In the days after Dane Partridge was fatally injured while serving as a volunteer soldier in Ukraine, his sister found moments of solace in surprising places: first, a misplaced baseball cap discovered in her laundry room, then on a photo of a dented van. with only one tire intact.
The 34-year-old from Idaho died Tuesday from injuries sustained in a Russian attack in Luhansk.
A State Department spokesman confirmed the recent death of an American citizen in the Donbass without naming them, The Washington Post reported.
A former US Army infantryman, Partridge felt “spiritually called” to volunteer with the Ukrainian military as it defended the country against invading Russian forces, his sister Jenny Corry said. He flew to Poland on a one-way ticket in April, his backpack stuffed with a body armor, helmet and other tactical gear.
“Drove to the embassy, got on a bus for the border,” Partridge wrote on his Facebook page on April 27. I’m alive.”
Partridge joined a military unit that included several volunteers from other countries, Corry said, with the men relying primarily on interpreters to communicate. Partridge and his fellow soldiers were in Severodonetsk, a town in the Luhansk region, when he was hit in the head by shrapnel during an attack by Russian combat vehicles, Corry said.
The unit had no stretchers and was still under attack, Corry said, but Partridge’s comrades carried him on a blanket and loaded him and other injured colleagues into a van to put them in. safe.
“I have a picture of the truck,” Corry said in a phone interview Friday. The photo shows a dull painted pickup with shredded rubber hanging from the wheel hubs. All but one of the tires were destroyed in the race to safety.
“As a family we really love this photo of the vehicle – it shows the bravery of how they tried to save their men and how they pushed this vehicle to its final stage just to get to the ‘hospital,’ she said. “That says a lot.”
Partridge leaves behind five young children. Corry deflected questions about children and some other parts of Partridge’s life, saying the family had jointly agreed to focus on his military service out of respect for those ‘still living and still affected by his personal life’ .
Military service had been a big part of Partridge’s life. He was the youngest of five children and his father was a member of the United States Air Force. As a child, Partridge liked to dress up in his dad’s oversized camouflage uniform and play “army guy” in the dirt, Corry said.
By the time he had graduated from high school, Partridge had become a gregarious man with a booming voice and a pleasant personality, she said.
“When he arrived you knew he was there. He had a bigger personality,” she said. “If someone was sad, he was going to make sure to cheer them up. He loved spending quality time with people.”

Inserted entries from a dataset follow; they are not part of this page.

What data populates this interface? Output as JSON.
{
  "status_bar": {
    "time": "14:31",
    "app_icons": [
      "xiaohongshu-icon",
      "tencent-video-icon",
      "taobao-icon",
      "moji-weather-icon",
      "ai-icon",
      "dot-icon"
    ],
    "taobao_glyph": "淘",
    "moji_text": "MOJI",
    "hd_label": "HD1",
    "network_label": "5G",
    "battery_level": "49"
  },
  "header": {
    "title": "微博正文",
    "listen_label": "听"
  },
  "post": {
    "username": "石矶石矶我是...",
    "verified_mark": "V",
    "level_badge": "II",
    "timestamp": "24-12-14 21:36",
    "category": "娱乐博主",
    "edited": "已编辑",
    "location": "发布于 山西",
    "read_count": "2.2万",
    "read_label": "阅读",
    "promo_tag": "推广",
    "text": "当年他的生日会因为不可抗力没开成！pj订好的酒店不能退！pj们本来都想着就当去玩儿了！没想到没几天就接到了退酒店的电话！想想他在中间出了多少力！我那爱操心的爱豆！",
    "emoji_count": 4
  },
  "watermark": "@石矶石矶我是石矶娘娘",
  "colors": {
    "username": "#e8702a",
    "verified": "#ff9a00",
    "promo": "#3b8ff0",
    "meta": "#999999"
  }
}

He enlisted in the US Army in 2006 and served in Baghdad in Operation Iraqi Freedom from 2007 to 2009 before leaving the military in 2012.

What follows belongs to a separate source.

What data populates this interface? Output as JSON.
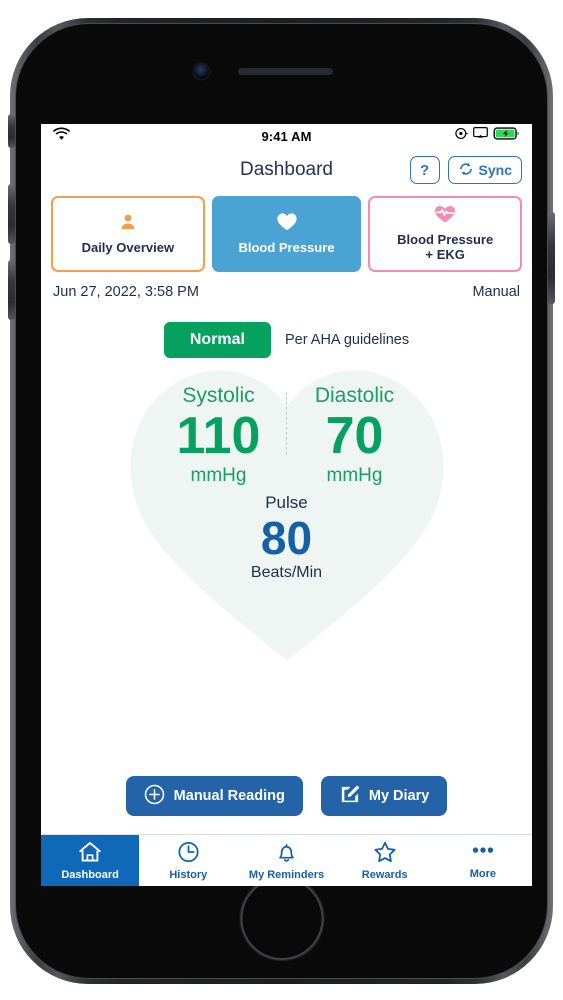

He didn’t talk much about his experiences in Iraq, but she knew some of them had weighed heavily on him throughout his life.
Yet this was the battleground where Partridge thrived. Corry believed that the adrenaline, sense of purpose and increased sense of service were what appealed to her.
“It was almost like he could tell he had a bigger goal to accomplish,” she said. “Sometimes it was more difficult for him to integrate into the civilian world.”
When Russia invaded Ukraine, Partridge felt the need to help the Ukrainians.
Partridge was in a coma and on life support for eight days before he died. Family members had a chance to say goodbye, long distance, before he passed away, she said.
The family is raising money to bring Partridge’s remains home for burial in Blackfoot, Idaho. They also hope to raise money to replace the truck used by her unit to get Partridge to the hospital and buy other vital supplies for her unit, she said.
At least four other US citizens were killed while fighting in Ukraine, according to reports from their families and the US State Department. The Ukrainian government has recruited people with military experience to join the International Legion for the Territorial Defense of Ukraine.